KRAKATOA
One of the TOP 10 famous volcanos

Krakatoa, also transcribed Krakatau (Indonesian: Krakatau), is a caldera in the Sunda Strait between the islands of Java and Sumatra in the Indonesian province of Lampung.


The caldera is part of a volcanic island group comprising four islands: two of which, Lang and Verlaten, are remnants of a previous volcanic edifice destroyed in eruptions long before the famous 1883 eruption; another, Rakata, is the remnant of a much larger island destroyed in the 1883 eruption.

Historical significance

The most notable eruptions of Krakatoa culminated in a series of massive explosions over 26–27 August 1883, which were among the most violent volcanic events in recorded history.
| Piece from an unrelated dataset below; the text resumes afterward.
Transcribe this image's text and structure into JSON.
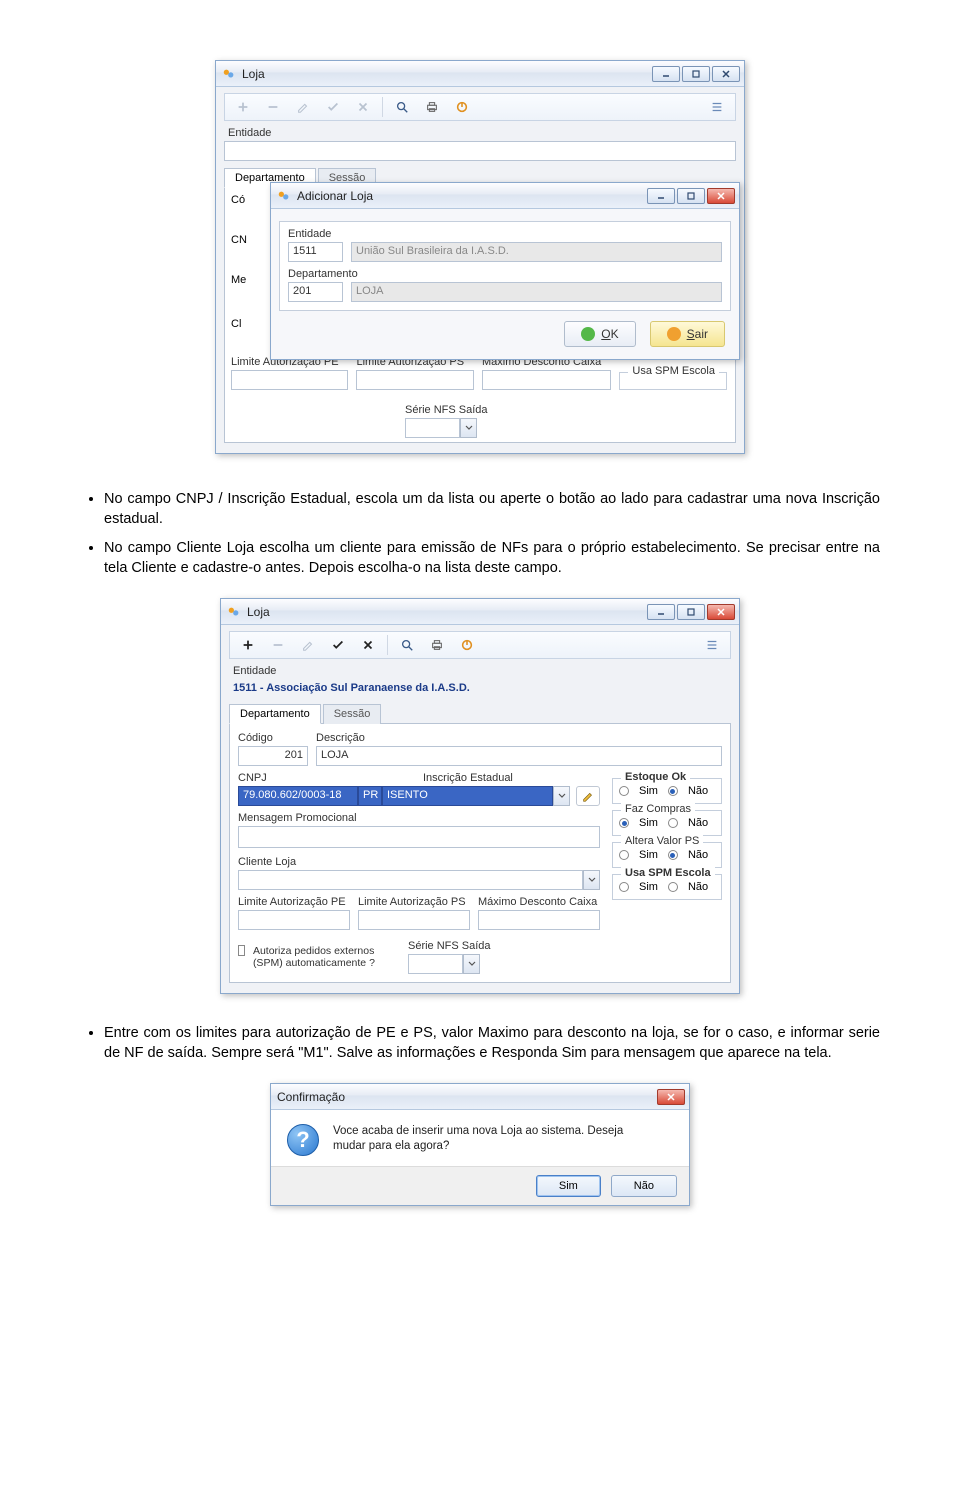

With an estimated Volcanic Explosivity Index of 6, the eruption was equivalent to 200 megatons of TNT — about 13,000 times the nuclear yield of the Little Boy bomb that devastated Hiroshima, Japan, during World War II, and four times the yield of Tsar Bomba, the most powerful nuclear device ever detonated at 50 Mt.

The 1883 eruption ejected approximately 25 km3 (6 cubic miles) of rock. The cataclysmic explosion was heard 3,600 km away in Alice Springs, Australia, and on the island of Rodrigues near Mauritius, 4,780 km (2,970 mi) to the west. According to the official records of the Dutch East Indies colony, 165 villages and towns were destroyed near Krakatoa, and 132 were seriously damaged. At least 36,417 people died, and many more thousands were injured, mostly from the tsunamis that followed the explosion. The eruption destroyed two-thirds of the island of Krakatoa.
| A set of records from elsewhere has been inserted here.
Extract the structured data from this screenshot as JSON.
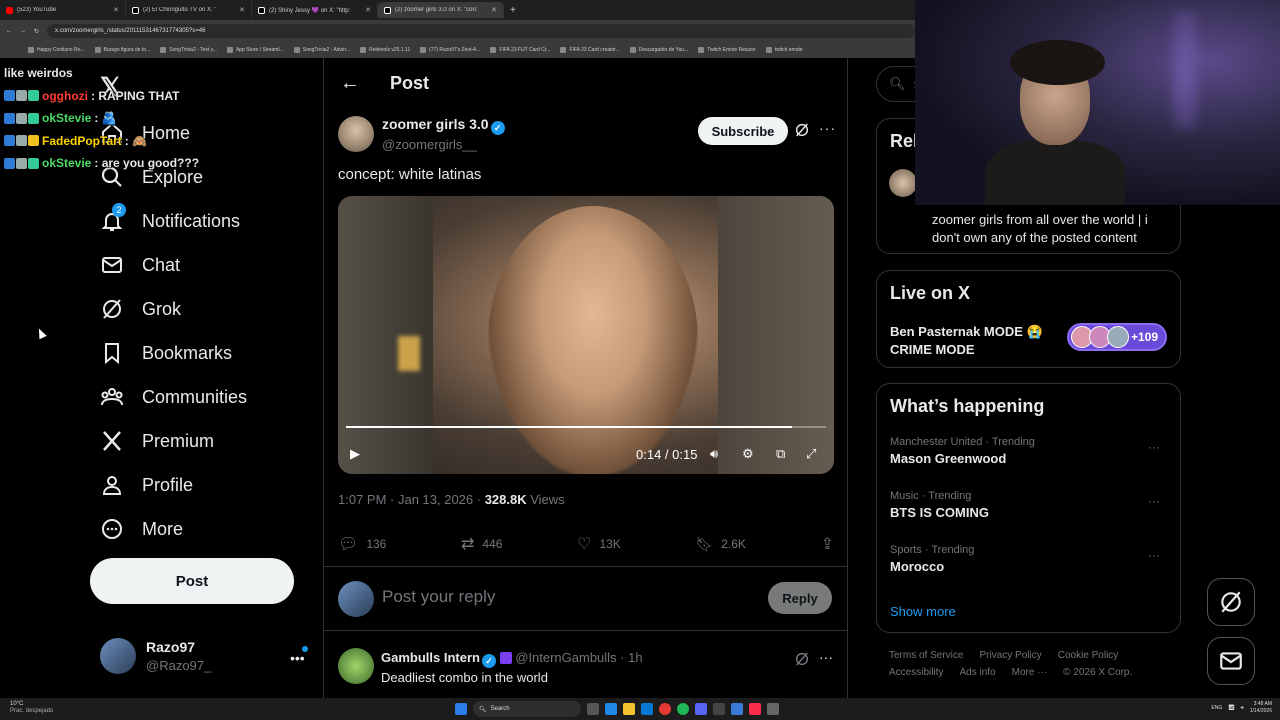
{
  "browser": {
    "tabs": [
      {
        "label": "(523) YouTube",
        "color": "#ff0000"
      },
      {
        "label": "(2) El Chiringuito TV on X: \"",
        "color": "#000000"
      },
      {
        "label": "(2) Shiny Jessy 💜 on X: \"http:",
        "color": "#000000"
      },
      {
        "label": "(2) zoomer girls 3.0 on X: \"con:",
        "color": "#000000"
      }
    ],
    "url": "x.com/zoomergirls_/status/2011153146731774305?s=46",
    "bookmarks": [
      "Happy Cristiano Ro...",
      "Burago figura de to...",
      "SongTrivia2 - Test y...",
      "App Store / Streaml...",
      "SongTrivia2 - Advin...",
      "Reletools v25.1.11",
      "(77) Razo97's Zest-A...",
      "FIFA 23 FUT Card Cr...",
      "FIFA 23 Card creator...",
      "Descargador de You...",
      "Twitch Emote Resizer",
      "twitch emote"
    ]
  },
  "chat": {
    "header": "like weirdos",
    "messages": [
      {
        "user": "ogghozi",
        "text": ": RAPING THAT",
        "color": "#ff3b30"
      },
      {
        "user": "okStevie",
        "text": ": 🫂",
        "color": "#4cd964"
      },
      {
        "user": "FadedPopTart",
        "text": ": 🙈",
        "color": "#ffd400"
      },
      {
        "user": "okStevie",
        "text": ": are you good???",
        "color": "#4cd964"
      }
    ]
  },
  "sidebar": {
    "items": [
      {
        "label": "Home",
        "icon": "home-icon"
      },
      {
        "label": "Explore",
        "icon": "search-icon"
      },
      {
        "label": "Notifications",
        "icon": "bell-icon",
        "badge": "2"
      },
      {
        "label": "Chat",
        "icon": "mail-icon"
      },
      {
        "label": "Grok",
        "icon": "grok-icon"
      },
      {
        "label": "Bookmarks",
        "icon": "bookmark-icon"
      },
      {
        "label": "Communities",
        "icon": "communities-icon"
      },
      {
        "label": "Premium",
        "icon": "x-logo-icon"
      },
      {
        "label": "Profile",
        "icon": "profile-icon"
      },
      {
        "label": "More",
        "icon": "more-circle-icon"
      }
    ],
    "post_label": "Post",
    "me": {
      "name": "Razo97",
      "handle": "@Razo97_"
    }
  },
  "main": {
    "header_title": "Post",
    "author": {
      "name": "zoomer girls 3.0",
      "handle": "@zoomergirls__"
    },
    "subscribe_label": "Subscribe",
    "post_text": "concept: white latinas",
    "video": {
      "time": "0:14 / 0:15",
      "progress": 0.93
    },
    "meta": {
      "time": "1:07 PM · Jan 13, 2026 · ",
      "views": "328.8K",
      "views_label": " Views"
    },
    "actions": {
      "replies": "136",
      "reposts": "446",
      "likes": "13K",
      "bookmarks": "2.6K"
    },
    "reply_placeholder": "Post your reply",
    "reply_label": "Reply",
    "comment": {
      "name": "Gambulls Intern",
      "handle": "@InternGambulls · 1h",
      "text": "Deadliest combo in the world"
    }
  },
  "right": {
    "search_placeholder": "Se",
    "relevant": {
      "title": "Rel",
      "bio": "zoomer girls from all over the world | i don't own any of the posted content"
    },
    "live": {
      "title": "Live on X",
      "text1": "Ben Pasternak MODE 😭",
      "text2": "CRIME MODE",
      "count": "+109"
    },
    "happening": {
      "title": "What’s happening",
      "trends": [
        {
          "context": "Manchester United · Trending",
          "name": "Mason Greenwood"
        },
        {
          "context": "Music · Trending",
          "name": "BTS IS COMING"
        },
        {
          "context": "Sports · Trending",
          "name": "Morocco"
        }
      ],
      "show_more": "Show more"
    },
    "footer": [
      "Terms of Service",
      "Privacy Policy",
      "Cookie Policy",
      "Accessibility",
      "Ads info",
      "More ···",
      "© 2026 X Corp."
    ]
  },
  "taskbar": {
    "weather_temp": "10°C",
    "weather_desc": "Prac. despejado",
    "search": "Search",
    "lang": "ENG",
    "time": "3:48 AM",
    "date": "1/14/2026"
  }
}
The origin of the Indonesian name Krakatau is uncertain.
Although there are earlier descriptions of an island in the Sunda Strait with a "pointed mountain," the earliest mention of Krakatoa by name in the western world was on a 1611 map by Lucas Janszoon Waghenaer, who labelled the island "Pulo Carcata" (pulo is the Sundanese word for "island").
Biological research
The islands have become a major case study of island biogeography and founder populations in an ecosystem being built from the ground up in an environment virtually cleaned.

The islands had been little studied or biologically surveyed before the 1883 catastrophe — only two pre-1883 biological collections are known: one of plant specimens and the other part of a shell collection. From descriptions and drawings made by HMS Discovery, the flora appears to have been representative of a typical Javan tropical climax forest. The pre-1883 fauna is virtually unknown, but was probably typical of the smaller islands in the area.
Popular culture

A large part of the 1947 children's novel The Twenty-One Balloons by William Pene du Bois takes place on Krakatoa, where several families have established a wealthy and fanciful colony based on fictional diamond mines on the island. The island was a prominent part of the plot of '"Crack of Doom," episode six of the Irwin Allen television series The Time Tunnel in 1966. It was also featured as the main part of the story line in the 1969 film, Krakatoa, East of Java.